Da sempre il progresso industriale ha affascinato l’uomo propenso all’impiego della tecnologia, ma contemporaneamente ha spaventato gli addetti ai lavori che vedevano la propria professione sostituita dai macchinari.
Della disoccupazione tecnologica se ne parlava già ai tempi di Aristotele, anche se non esisteva ancora questa terminologia, resa popolare invece da John Maynard Keynes nel 1930, in “Economic Possibilities for our Grandchildren”. Sostanzialmente si tratta della perdita del lavoro data dal cambiamento tecnologico, con l’introduzione di mezzi e strumenti in grado di sostituire l’uomo in diverse mansioni.
La bilancia
I due termini da tenere in considerazione sono la disoccupazione tecnologica e la densità robotica.
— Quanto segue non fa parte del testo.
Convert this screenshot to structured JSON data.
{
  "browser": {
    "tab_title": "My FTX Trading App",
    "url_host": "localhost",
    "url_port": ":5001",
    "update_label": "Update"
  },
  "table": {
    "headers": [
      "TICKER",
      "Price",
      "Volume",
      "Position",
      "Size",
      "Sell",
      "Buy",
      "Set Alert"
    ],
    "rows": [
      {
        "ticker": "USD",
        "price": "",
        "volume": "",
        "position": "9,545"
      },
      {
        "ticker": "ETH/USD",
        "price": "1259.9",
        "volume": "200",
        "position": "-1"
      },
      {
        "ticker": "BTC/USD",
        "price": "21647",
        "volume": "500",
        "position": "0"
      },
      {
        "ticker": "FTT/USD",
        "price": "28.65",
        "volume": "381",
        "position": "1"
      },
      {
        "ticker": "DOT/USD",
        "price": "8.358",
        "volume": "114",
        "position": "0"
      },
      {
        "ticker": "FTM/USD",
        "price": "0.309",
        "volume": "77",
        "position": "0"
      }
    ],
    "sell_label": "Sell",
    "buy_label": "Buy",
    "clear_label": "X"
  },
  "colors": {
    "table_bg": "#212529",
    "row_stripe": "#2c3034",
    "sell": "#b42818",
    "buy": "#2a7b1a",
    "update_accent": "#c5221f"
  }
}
Se e quanto siano correlati tra loro lo spiega uno studio condotto da Tortuga, think tank italiano composto da studenti, ricercatori e professionisti in economia e scienze sociali, dal titolo “I robot ci rubano il lavoro?”, pubblicato nella rubrica Pachidermi&Pappagalli, dell’Osservatorio dei Conti Pubblici Italiani dell’Università Cattolica di Milano.
Secondo l’indagine, solo nel 2017 sono cresciute del 30 per cento le imprese italiane che hanno adottato sistemi in linea con la quarta rivoluzione industriale, sono infatti poi nati i vari incentivi per incentivare l’automazione.
Lo studio presenta dati risalenti al 2018 in cui è possibile vedere che la correlazione tra i due termini è molto debole: mettendo a confronto la densità di robot e il tasso di disoccupazione, emerge che proprio i paesi fortemente industrializzati hanno un maggior numero di persone occupate.
Alcuni esempi sono Corea del Sud, Germania e Giappone in cui la disoccupazione non supera il 4 per cento ma, al contrario, la densità robotica varia da un minimo di 3,03 per cento a un massimo di 6,31 per cento. Nello stesso anno l’Italia presentava un tasso di disoccupazione dell’11 per cento e una densità robotica dell’1,85 per cento.
Interpretazione dei dati
Dietro questa scarsa correlazione possono esserci diversi motivi, ad esempio la nascita di nuove professioni oppure il livello generale di occupazione che rimane invariato.
Il progresso tecnologico se da un lato porta all’eliminazione di alcuni ruoli in cui l’uomo viene sostituito interamente dal robot, dall’altra stimola la necessità di nuove competenze e profili.
È innegabile che a rimetterci siano alcune fasce della popolazione, generalmente le più anziane che difficilmente riescono ad adattarsi ai continui cambiamenti di mercato, si tratta quindi di un meccanismo che genera brevi periodi di disagio per i lavoratori. Come per tutti i fenomeni non esiste una risposta unica ma in questo caso si potrebbe parlare di “compromesso del progresso”.